46 he shall dwell alone; without the camp--in a lazaretto by himself, or associated with other lepers (
2Kgs 7:3,
2Kgs 7:8).
47 The garment . . . that the . . . leprosy is in--It is well known that infectious diseases, such as scarlet fever, measles, the plague, are latently imbibed and carried by the clothes. But the language of this passage clearly indicates a disease to which clothes themselves were subject, and which was followed by effects on them analogous to those which malignant leprosy produces on the human body--for similar regulations were made for the rigid inspection of suspected garments by a priest as for the examination of a leprous person. It has long been conjectured and recently ascertained by the use of a lens, that the leprous condition of swine is produced by myriads of minute insects engendered in their skin; and regarding all leprosy as of the same nature, it is thought that this affords a sufficient reason for the injunction in the Mosaic law to destroy the clothes in which the disease, after careful observation, seemed to manifest itself. Clothes are sometimes seen contaminated by this disease in the West Indies and the southern parts of America [WHITLAW, Code of Health]; and it may be presumed that, as the Hebrews were living in the desert where they had not the convenience of frequent changes and washing, the clothes they wore and the skin mats on which they lay, would be apt to breed infectious vermin, which, being settled in the stuff, would imperceptibly gnaw it and leave stains similar to those described by Moses.
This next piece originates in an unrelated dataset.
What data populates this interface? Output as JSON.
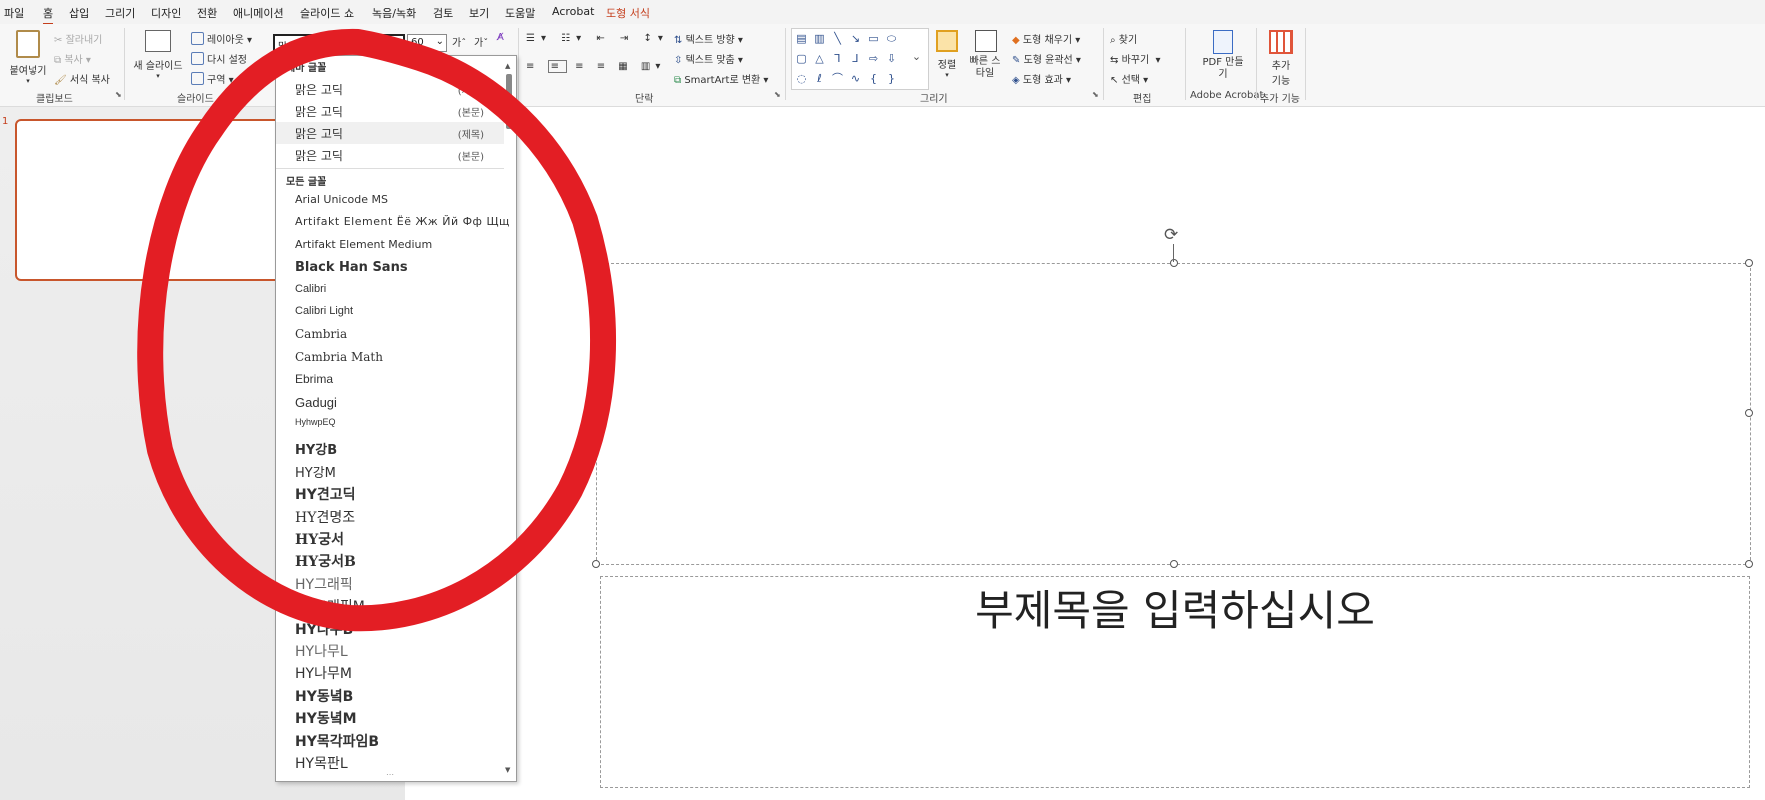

It is well known that the wool of sheep dying of disease, if it had not been shorn from the animal while living, and also skins, if not thoroughly prepared by scouring, are liable to the effects described in this passage. The stains are described as of a greenish or reddish color, according, perhaps, to the color or nature of the ingredients used in preparing them; for acids convert blue vegetable colors into red and alkalis change then into green [BROWN]. It appears, then, that the leprosy, though sometimes inflicted as a miraculous judgment (
Num 12:10;
2Kgs 5:27) was a natural disease, which is known in Eastern countries still; while the rules prescribed by the Hebrew legislator for distinguishing the true character and varieties of the disease and which are far superior to the method of treatment now followed in those regions, show the divine wisdom by which he was guided. Doubtless the origin of the disease is owing to some latent causes in nature; and perhaps a more extended acquaintance with the archćology of Egypt and the natural history of the adjacent countries, may confirm the opinion that leprosy results from noxious insects or a putrid fermentation. But whatever the origin or cause of the disease, the laws enacted by divine authority regarding it, while they pointed in the first instance to sanitary ends, were at the same time intended, by stimulating to carefulness against ceremonial defilement, to foster a spirit of religious fear and inward purity.